A verdade é que no decorrer do livro, que consegue manter o leitor preso à leitura, mesmo que tenha que segurar areia em suas mãos durante algumas horas, fiquei ansioso com o que poderia vir a ocorrer. O livro gira em torno dessas três semanas de conversas e discussões, onde retratam a vida cotidiana de um casal que obviamente representa milhares de outros casais, e isso acaba nos dando certo receio, vendo que há uma criança ali que em nenhum momento fala, apenas desenha.
Entre os intervalos dos dias, dos capítulos do livro, é possível ver os desenhos que Allyson faz ao final de cada jantar. Apenas três cores aparecem, o azul, óbvio, o preto e o vermelho. As ilustrações vão ficando, cada vez mais, evidenciando o que o filho do casal pensa sobre aquele momento “agradável” em família. Parece que realmente o desenho potencializa o que Allyson deseja dizer, enquanto seus pais não dão a mínima para ele, o que acaba descambando para o que acontece ao final do livro, permeado de desenhos que representam o que o leitor melhor achar.Além disso, o projeto gráfico que Piqueira fez em sua obra é de se chamar atenção, não apenas quanto à questão do projeto gráfico de apresentação da capa do livro ou das primeiras páginas, mas as tipografias que utilizou para diferencias todos os personagens, não apenas Giuliana ou Fernando, mas as do filho, do porteiro, da tia. Eu já havia visto algo parecido em algum livro que não me lembro qual, mas o que não havia visto são as técnicas que ele se utilizou para representar dois personagens falando ao mesmo tempo ou para demonstrar quando Fernando estava embriagado, fiquei sem entender no início, cheguei a pensar que teria sido um lapso da editora, mas no contexto, claramente, foi possível chegar à conclusão que tudo era proposital.Portanto, o livro de Gustavo Piqueira incomoda, apesar de fazer rir. Incomoda porque nele há certo disfarce para encobrir o cotidiano ali presente. Há a desfaçatez de um casal que não tem a mínima coragem de mudar, que faz de tudo para continuar da mesma maneira. Um filho que não consegue se expressar, devido à idade e ao descaso dos pais. Há também uma angústia azul, que se move e se transforma ao longo das páginas, que mesmo sussurrando grita querendo ajuda, assim como ocorre em nossos dias, mas deixamos de olhar, viramos o rosto e finjamos que nada acontece ou aconteceu.
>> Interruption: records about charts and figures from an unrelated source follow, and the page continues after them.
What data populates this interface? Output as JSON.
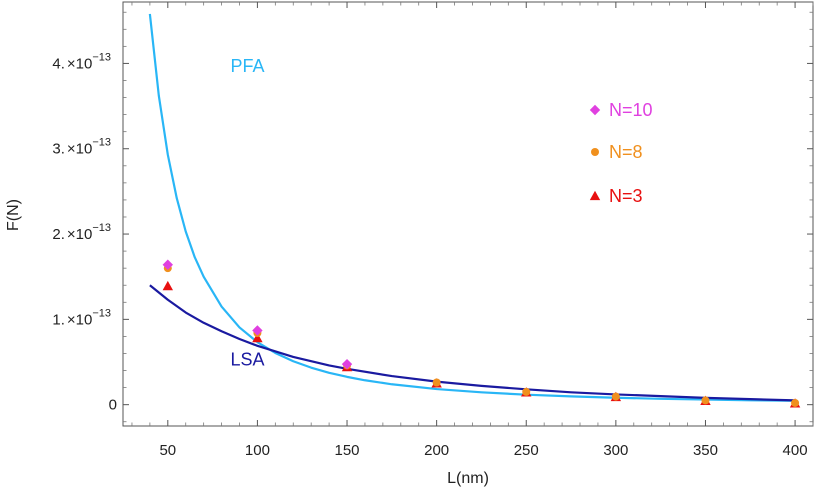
{
  "chart_data": {
    "type": "scatter",
    "xlabel": "L(nm)",
    "ylabel": "F(N)",
    "xlim": [
      25,
      410
    ],
    "ylim": [
      -2.5e-14,
      4.72e-13
    ],
    "x_ticks": [
      {
        "value": 50,
        "label": "50"
      },
      {
        "value": 100,
        "label": "100"
      },
      {
        "value": 150,
        "label": "150"
      },
      {
        "value": 200,
        "label": "200"
      },
      {
        "value": 250,
        "label": "250"
      },
      {
        "value": 300,
        "label": "300"
      },
      {
        "value": 350,
        "label": "350"
      },
      {
        "value": 400,
        "label": "400"
      }
    ],
    "y_ticks": [
      {
        "value": 0,
        "label": "0"
      },
      {
        "value": 1e-13,
        "mantissa": "1.",
        "times": "×",
        "base": "10",
        "exp": "−13"
      },
      {
        "value": 2e-13,
        "mantissa": "2.",
        "times": "×",
        "base": "10",
        "exp": "−13"
      },
      {
        "value": 3e-13,
        "mantissa": "3.",
        "times": "×",
        "base": "10",
        "exp": "−13"
      },
      {
        "value": 4e-13,
        "mantissa": "4.",
        "times": "×",
        "base": "10",
        "exp": "−13"
      }
    ],
    "grid": false,
    "curves": [
      {
        "name": "PFA",
        "color": "#29b6f6",
        "x": [
          40,
          45,
          50,
          55,
          60,
          65,
          70,
          80,
          90,
          100,
          110,
          120,
          130,
          140,
          150,
          160,
          175,
          200,
          225,
          250,
          275,
          300,
          325,
          350,
          375,
          400
        ],
        "y": [
          4.58e-13,
          3.62e-13,
          2.93e-13,
          2.42e-13,
          2.03e-13,
          1.73e-13,
          1.5e-13,
          1.15e-13,
          9.05e-14,
          7.33e-14,
          6.06e-14,
          5.09e-14,
          4.34e-14,
          3.74e-14,
          3.26e-14,
          2.86e-14,
          2.39e-14,
          1.83e-14,
          1.45e-14,
          1.17e-14,
          9.7e-15,
          8.1e-15,
          6.9e-15,
          6e-15,
          5.2e-15,
          4.6e-15
        ]
      },
      {
        "name": "LSA",
        "color": "#1a1aa0",
        "x": [
          40,
          50,
          60,
          70,
          80,
          90,
          100,
          120,
          140,
          150,
          175,
          200,
          225,
          250,
          275,
          300,
          325,
          350,
          375,
          400
        ],
        "y": [
          1.4e-13,
          1.23e-13,
          1.08e-13,
          9.6e-14,
          8.6e-14,
          7.7e-14,
          6.9e-14,
          5.6e-14,
          4.6e-14,
          4.2e-14,
          3.35e-14,
          2.7e-14,
          2.2e-14,
          1.8e-14,
          1.45e-14,
          1.2e-14,
          1e-14,
          8e-15,
          6.5e-15,
          5e-15
        ]
      }
    ],
    "curve_labels": [
      {
        "text": "PFA",
        "color": "#29b6f6",
        "x": 85,
        "y": 3.9e-13
      },
      {
        "text": "LSA",
        "color": "#1a1aa0",
        "x": 85,
        "y": 4.6e-14
      }
    ],
    "series": [
      {
        "name": "N=10",
        "marker": "diamond",
        "color": "#e040e0",
        "x": [
          50,
          100,
          150
        ],
        "y": [
          1.64e-13,
          8.7e-14,
          4.75e-14
        ]
      },
      {
        "name": "N=8",
        "marker": "circle",
        "color": "#f0901e",
        "x": [
          50,
          100,
          150,
          200,
          250,
          300,
          350,
          400
        ],
        "y": [
          1.6e-13,
          8.4e-14,
          4.6e-14,
          2.6e-14,
          1.5e-14,
          9.5e-15,
          5e-15,
          2e-15
        ]
      },
      {
        "name": "N=3",
        "marker": "triangle",
        "color": "#e81010",
        "x": [
          50,
          100,
          150,
          200,
          250,
          300,
          350,
          400
        ],
        "y": [
          1.39e-13,
          7.8e-14,
          4.4e-14,
          2.5e-14,
          1.45e-14,
          9e-15,
          4.5e-15,
          1.5e-15
        ]
      }
    ],
    "legend_placement": "top-right"
  }
}
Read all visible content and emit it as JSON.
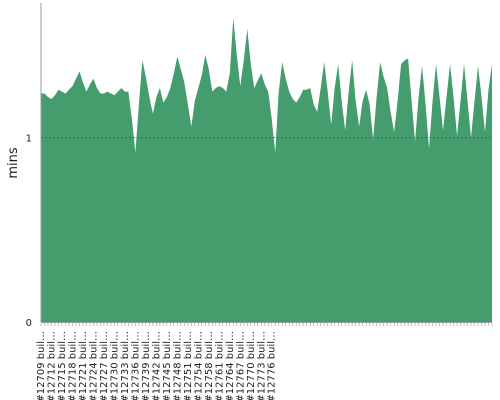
{
  "chart_data": {
    "type": "area",
    "ylabel": "mins",
    "ylim": [
      0,
      1.72
    ],
    "yticks": [
      0,
      1
    ],
    "threshold": 1,
    "fill_color": "#459c6d",
    "threshold_color": "#555555",
    "axis_color": "#999999",
    "shown_tick_labels": [
      "#12709 buil…",
      "#12712 buil…",
      "#12715 buil…",
      "#12718 buil…",
      "#12721 buil…",
      "#12724 buil…",
      "#12727 buil…",
      "#12730 buil…",
      "#12733 buil…",
      "#12736 buil…",
      "#12739 buil…",
      "#12742 buil…",
      "#12745 buil…",
      "#12748 buil…",
      "#12751 buil…",
      "#12754 buil…",
      "#12758 buil…",
      "#12761 buil…",
      "#12764 buil…",
      "#12767 buil…",
      "#12770 buil…",
      "#12773 buil…",
      "#12776 buil…"
    ],
    "series": [
      {
        "values": [
          1.24,
          1.24,
          1.22,
          1.21,
          1.23,
          1.26,
          1.25,
          1.24,
          1.26,
          1.28,
          1.32,
          1.36,
          1.3,
          1.25,
          1.29,
          1.32,
          1.27,
          1.24,
          1.24,
          1.25,
          1.24,
          1.23,
          1.25,
          1.27,
          1.25,
          1.25,
          1.1,
          0.92,
          1.18,
          1.42,
          1.33,
          1.22,
          1.13,
          1.22,
          1.27,
          1.19,
          1.22,
          1.27,
          1.35,
          1.44,
          1.37,
          1.3,
          1.18,
          1.06,
          1.2,
          1.27,
          1.34,
          1.45,
          1.37,
          1.25,
          1.27,
          1.28,
          1.27,
          1.25,
          1.35,
          1.65,
          1.45,
          1.28,
          1.42,
          1.59,
          1.4,
          1.27,
          1.31,
          1.35,
          1.29,
          1.25,
          1.1,
          0.92,
          1.25,
          1.41,
          1.32,
          1.25,
          1.21,
          1.19,
          1.22,
          1.26,
          1.26,
          1.27,
          1.18,
          1.14,
          1.27,
          1.41,
          1.25,
          1.07,
          1.27,
          1.4,
          1.2,
          1.04,
          1.25,
          1.42,
          1.2,
          1.06,
          1.2,
          1.26,
          1.18,
          0.99,
          1.22,
          1.41,
          1.33,
          1.27,
          1.14,
          1.03,
          1.2,
          1.4,
          1.42,
          1.43,
          1.2,
          0.98,
          1.22,
          1.39,
          1.18,
          0.94,
          1.2,
          1.4,
          1.22,
          1.04,
          1.22,
          1.4,
          1.22,
          1.01,
          1.2,
          1.4,
          1.2,
          1.0,
          1.2,
          1.39,
          1.22,
          1.03,
          1.26,
          1.4
        ]
      }
    ]
  }
}
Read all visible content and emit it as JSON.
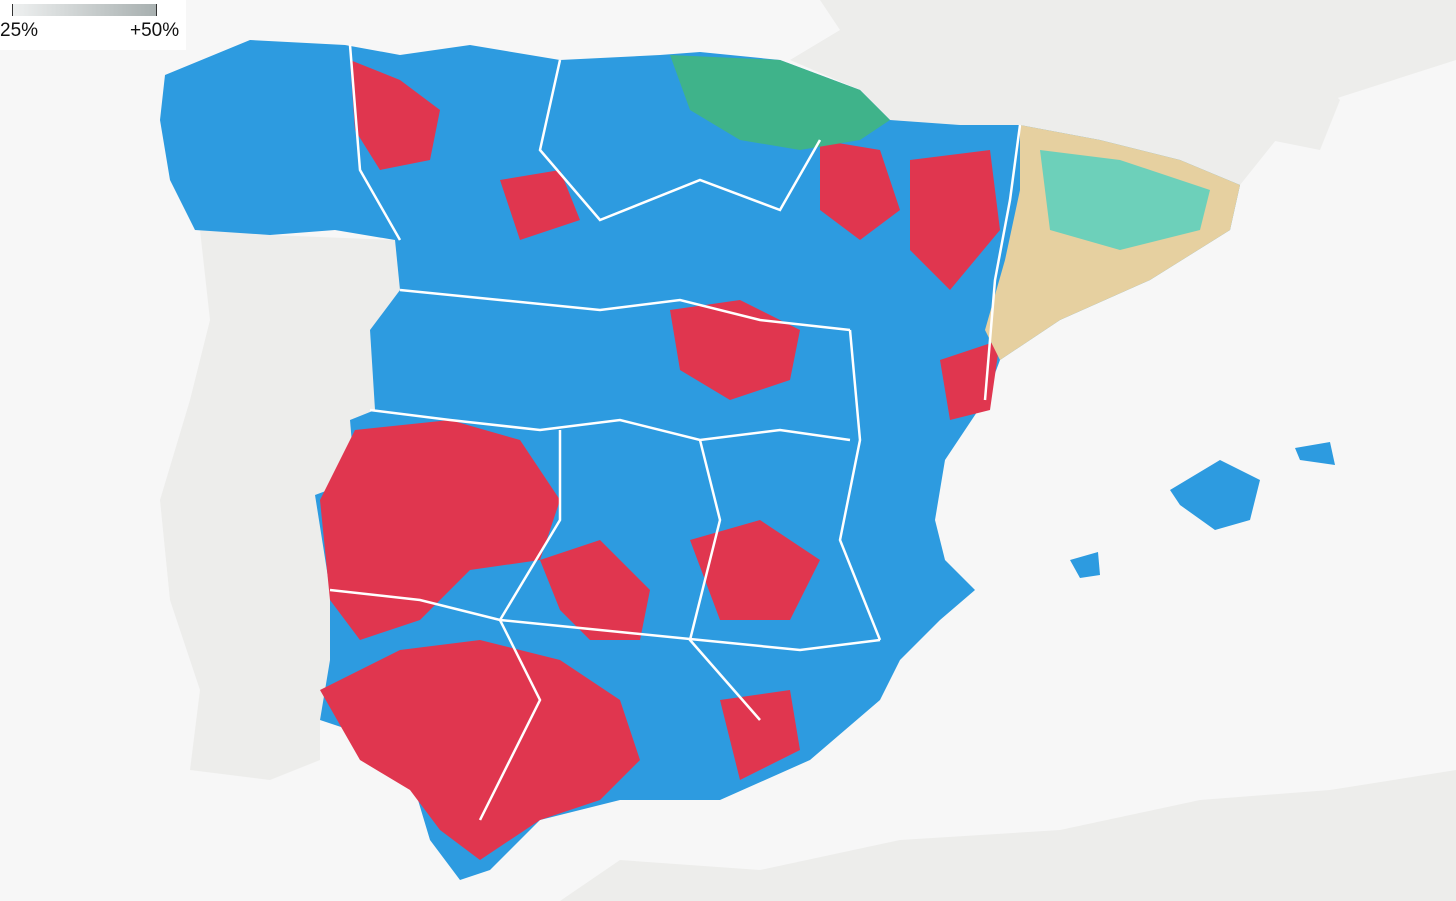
{
  "legend": {
    "labels": [
      "25%",
      "+50%"
    ]
  }
}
Entendo o livro Seu Azul como algo que quer mostrar o cruel sob o manto da beleza ou do estranho gráfico que existe envolto no livro. Seu Azul é Allyson, mas também qualquer um que está ao nosso redor. A verdade é que isso pode soar clichê, talvez eu tenha poderes críticos para desvendar melhor o conteúdo do livro. Talvez seja isso, e você, muito dificilmente, vai apontar isso pra mim, vai preferir fingir que não leu, que não viu.